Milad Jabbarzadeh, Hamed Sadeghi, Saeed Tourchi , Ali Golaghaei Darzi

Global warming and climate change significantly affect ground temperature and flow patterns. Moreover, areas prone to cracking experience intensified temperature and moisture variations. Therefore, the aim of this study is to investigate ground temperature and moisture dynamics considering soil-atmosphere interaction through a coupled thermo-hydraulic analysis. Heat transfer, advective, and non-advective fluxes were simulated using CODE_BRIGHT finite element program to study water flow and energy transfer within the soil. Statistical analyses were conducted using an existing dataset to match the crack geometry with previous studies and find the best distribution for the width-to-depth ratio of cracks \left(C_R\right) as a dimensionless parameter. The results indicated that C_R variations follow a lognormal distribution. Numerical modeling scenarios were developed using statistical analysis results. The findings indicate that temperature variations decrease exponentially with depth, while surface soil temperature shows higher uncertainty due to atmospheric temperature fluctuations. Collecting various temperature trends in cracked soil at different time intervals, defined a limited region as maximum range of temperature variations (\Delta T).
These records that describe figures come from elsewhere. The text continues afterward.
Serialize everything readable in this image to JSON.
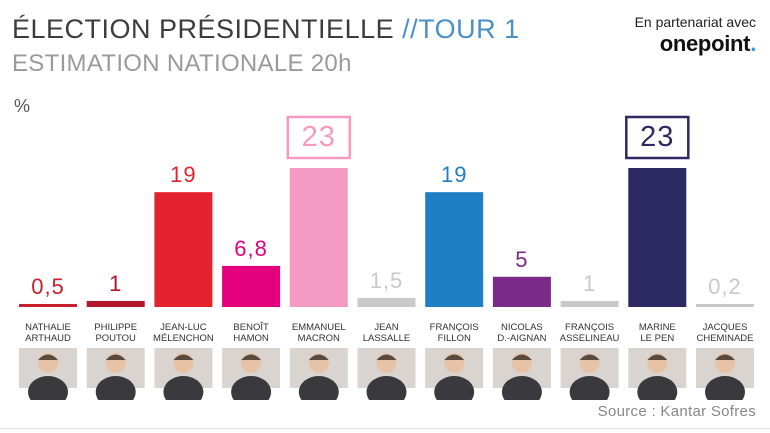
{
  "header": {
    "title_main": "ÉLECTION PRÉSIDENTIELLE",
    "title_tour": "//TOUR 1",
    "subtitle": "ESTIMATION NATIONALE 20h",
    "partner_text": "En partenariat avec",
    "partner_logo": "onepoint",
    "partner_logo_dot": "."
  },
  "footer": {
    "source": "Source : Kantar Sofres"
  },
  "chart_data": {
    "type": "bar",
    "ylabel": "%",
    "ylim": [
      0,
      23
    ],
    "categories": [
      "NATHALIE ARTHAUD",
      "PHILIPPE POUTOU",
      "JEAN-LUC MÉLENCHON",
      "BENOÎT HAMON",
      "EMMANUEL MACRON",
      "JEAN LASSALLE",
      "FRANÇOIS FILLON",
      "NICOLAS D.-AIGNAN",
      "FRANÇOIS ASSELINEAU",
      "MARINE LE PEN",
      "JACQUES CHEMINADE"
    ],
    "name_lines": [
      [
        "NATHALIE",
        "ARTHAUD"
      ],
      [
        "PHILIPPE",
        "POUTOU"
      ],
      [
        "JEAN-LUC",
        "MÉLENCHON"
      ],
      [
        "BENOÎT",
        "HAMON"
      ],
      [
        "EMMANUEL",
        "MACRON"
      ],
      [
        "JEAN",
        "LASSALLE"
      ],
      [
        "FRANÇOIS",
        "FILLON"
      ],
      [
        "NICOLAS",
        "D.-AIGNAN"
      ],
      [
        "FRANÇOIS",
        "ASSELINEAU"
      ],
      [
        "MARINE",
        "LE PEN"
      ],
      [
        "JACQUES",
        "CHEMINADE"
      ]
    ],
    "values": [
      0.5,
      1,
      19,
      6.8,
      23,
      1.5,
      19,
      5,
      1,
      23,
      0.2
    ],
    "value_labels": [
      "0,5",
      "1",
      "19",
      "6,8",
      "23",
      "1,5",
      "19",
      "5",
      "1",
      "23",
      "0,2"
    ],
    "colors": [
      "#c8202e",
      "#b3162b",
      "#e2232e",
      "#e4007c",
      "#f59ac3",
      "#c9c9c9",
      "#1f7fc4",
      "#7a2b88",
      "#c9c9c9",
      "#2d2a63",
      "#c9c9c9"
    ],
    "boxed_labels": [
      4,
      9
    ],
    "grid": false,
    "legend": "none"
  }
}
Results reveal that \Delta T in different crack scenarios can vary up to 4 times higher than intact soil. For the prediction of \Delta T, considering the impact of climate variations on cracked soil, a 3D boundary surface was developed based on two variables: soil depth (z) and crack depth \left(C_D\right). Furthermore, an equation for estimating \Delta T for uncracked soils was proposed. Additionally, cracked soil showed approximately 1.4 times higher desiccation rates than uncracked soil. Deeper cracks exhibited even more severe desiccation rates, being about 1.2 times higher.